返答に窮する問題というのがある。

私の場合、そのうちの一つは「統計を学ぶときに読むべき本」というものだ。

すごく悩ましい。現時点で「特効薬」とか「決定打」というのは見当たらない。Perlのラクダ本や、JavaScriptのサイ本といった、いわゆるバイブルは存在しない。

が、AIDSにカクテル療法があるように、統計もカクテル読みで学ぶ事は出来る。というわけで現時点で最強のカクテルならこうなるというものを取り上げてみたい。

結論から言うと、「マンガ統計学入門」で統計の世界を鳥瞰しつつ、「運は数学にまかせなさい」で統計の落とし穴に実際にはまってみながら、「統計学入門 (基礎統計学)」と「STATISTICS HACKS」の問題を手を動かして解いてみる、ということになる。うち"STATISTICS HACKS"はすでに紹介したので今回は残りの三つを紹介する。

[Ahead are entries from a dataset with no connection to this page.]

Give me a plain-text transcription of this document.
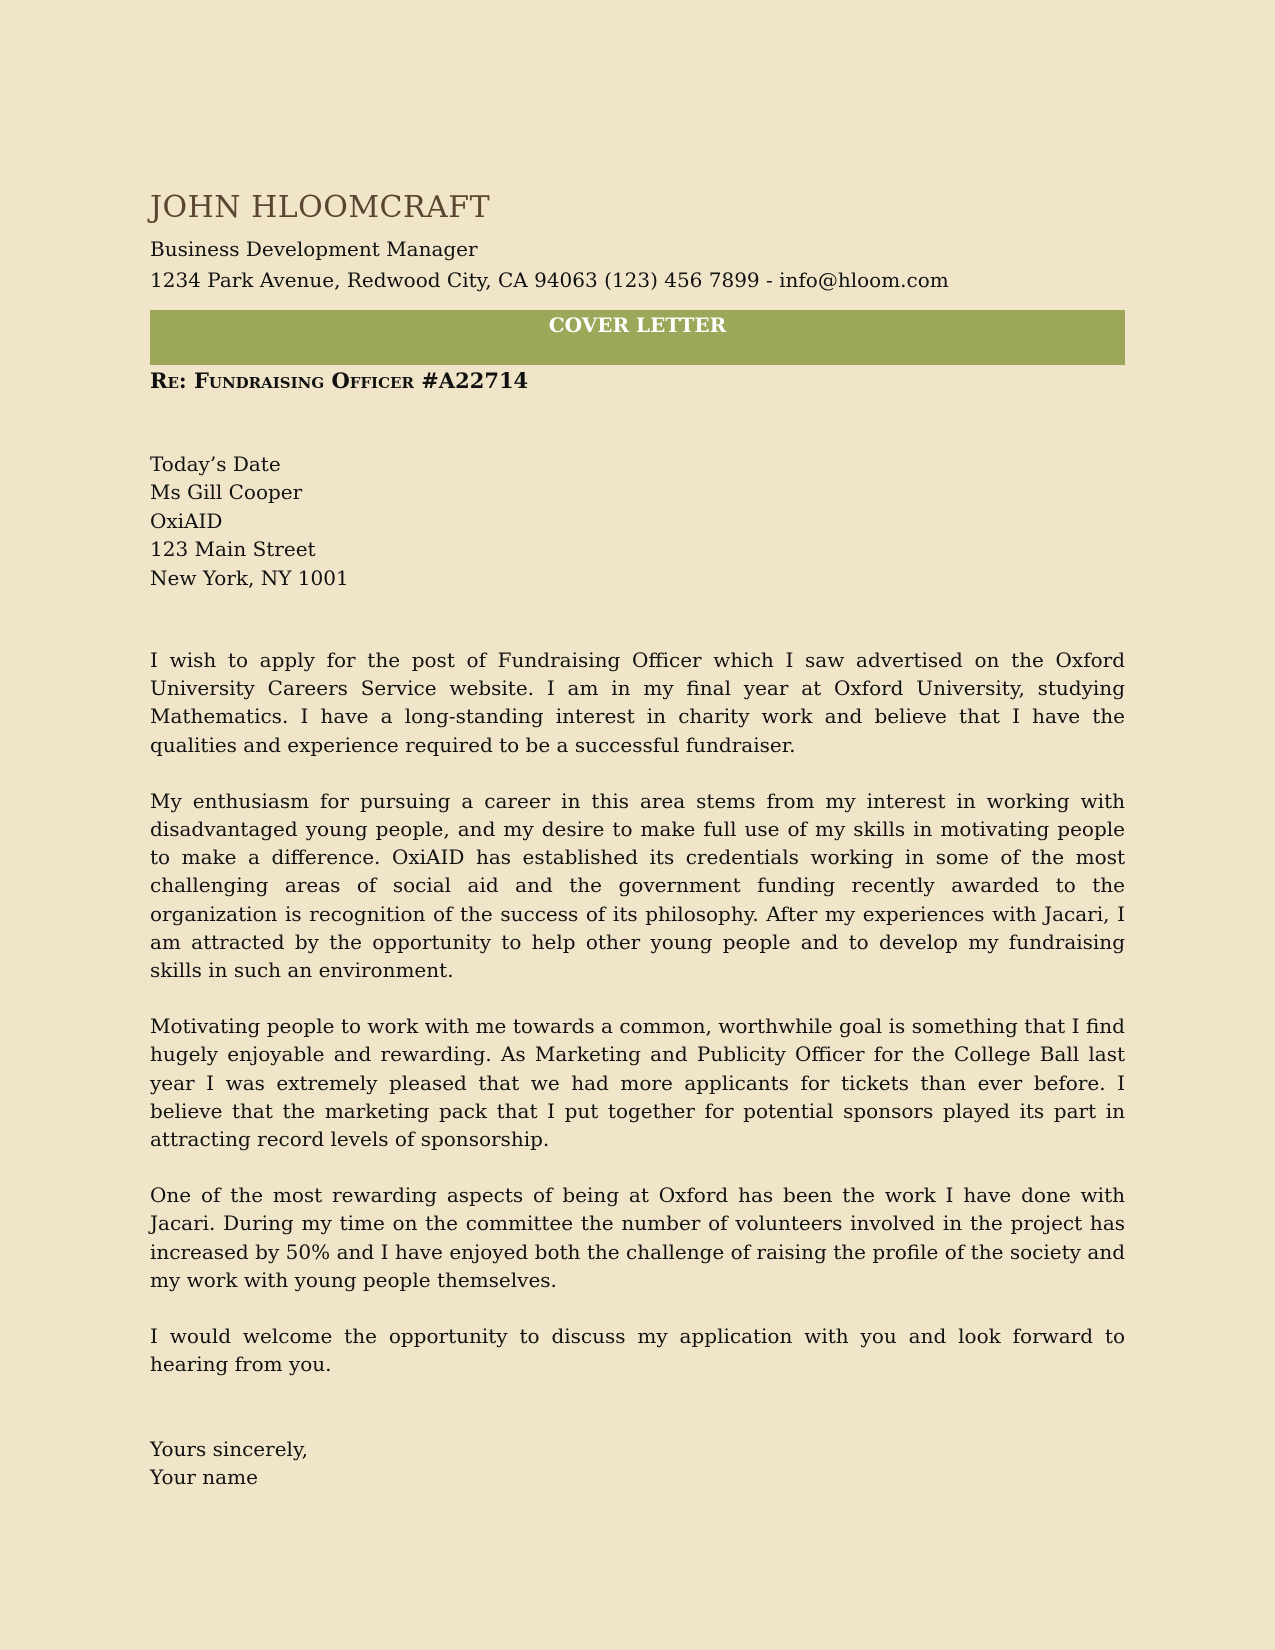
JOHN HLOOMCRAFT
Business Development Manager
1234 Park Avenue, Redwood City, CA 94063 (123) 456 7899 - info@hloom.com
COVER LETTER
Re: Fundraising Officer #A22714
Today’s Date
Ms Gill Cooper
OxiAID
123 Main Street
New York, NY 1001

I wish to apply for the post of Fundraising Officer which I saw advertised on the Oxford University Careers Service website. I am in my final year at Oxford University, studying Mathematics. I have a long-standing interest in charity work and believe that I have the qualities and experience required to be a successful fundraiser.

My enthusiasm for pursuing a career in this area stems from my interest in working with disadvantaged young people, and my desire to make full use of my skills in motivating people to make a difference. OxiAID has established its credentials working in some of the most challenging areas of social aid and the government funding recently awarded to the organization is recognition of the success of its philosophy. After my experiences with Jacari, I am attracted by the opportunity to help other young people and to develop my fundraising skills in such an environment.

Motivating people to work with me towards a common, worthwhile goal is something that I find hugely enjoyable and rewarding. As Marketing and Publicity Officer for the College Ball last year I was extremely pleased that we had more applicants for tickets than ever before. I believe that the marketing pack that I put together for potential sponsors played its part in attracting record levels of sponsorship.

One of the most rewarding aspects of being at Oxford has been the work I have done with Jacari. During my time on the committee the number of volunteers involved in the project has increased by 50% and I have enjoyed both the challenge of raising the profile of the society and my work with young people themselves.

I would welcome the opportunity to discuss my application with you and look forward to hearing from you.

Yours sincerely,
Your name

本blogの読者であれば、レーベルと編者と訳者の名前を見るだけで、「外れはない」という安心感を得られるだろう。実際そのとおり。「マンガでわかる統計学」も悪くないのだが、正規分布に過重なウェイトがかかっているという、「統計本のバイアス」を同書も引きずっている上、正規分布の導出の唐突感が否めない。

新書でマンガであるにも関わらず、きちんと索引がついている点もよい。

とはいえ鳥瞰だけで紙幅が尽きてしまったのも否めない。統計の時間的(歴史的)広がりと空間的広がりを大づかみにするなら本書だが、これを読んでも統計の問題を解けるようにはならないのであしからず。


先日文庫化されたものを、早川書房富川様より献本いただいた。

面白さで言うと本書は数ある統計本でも一番に来る。「統計って退屈な数字をエクセルのフォームに入れることでしょ?」と思っている方は本書でその面白さに目覚めて欲しい。

まず引っ掛け問題、落とし穴問題が多いのがよい。「ポアソン・クランピング」という言葉が早くも第二章に登場する。これは無秩序にありもしない秩序を見いだしてしまうことで、星座なんてその典型である。

次に、問題が離散的(discrete)なところがよい。本書では確率を何分の何という言い方ではなく、「何回やったうちの何回」という例示にしている。連続化・正規化は統計の処理を容易にするが、しかし結果のインパクトはそれによって落ちてしまう。我々は1ppmより「百万回に一回」の方がずっと強い印象を受けるのだ。

「運は数学にまかせなさい」はネ申訳ではあるが、しかし数学にまかせっぱなしにしてはだめなのだ。


最後はこちら。TwitterのTLで複数人に薦められた。

実際に東京大学で教科書として用いられているものだ。それも教養学部で。要するに専門家でない人たちにも統計が使えるようにするにはどうしたらよいかという観点で編まれた一冊である。必要に迫られて統計を使わざるを得ない人たちのために作られただけあって、すこぶる丁寧でわかりやすい。「知る」のではなく「学ぶ」のであれば本書が第一選択肢だろう。

ただし見てのとおり、本書は教科書。必要に迫られて読むにはよいのだが、本書の表紙を見て統計って面白そうだと思う人はいないだろう。他書で「前戯」しておいた方が、スムーズにインサートできるのは間違いない。

しかし統計というのは、簡単で難しい。個々の要素は四則演算のみで間に合うことも少なくないのに、理論ともなると格段に難しくなるし、しかもちょっとした見落としで簡単に引っ掛け問題が出来てしまう。「同じ誕生日問題」など、定期的にソーシャルストリームで話題になる問題も少なくない。「わかったら一生もの」感が一番つかみにくいのがこれではないか。

だからこそ、定期的に学びなおしておきたいし、学び直しても新鮮に感じるのがこの分野。新規参入も数学の他の分野よりも容易そうではある。我こそはと思う方は、ぜひ。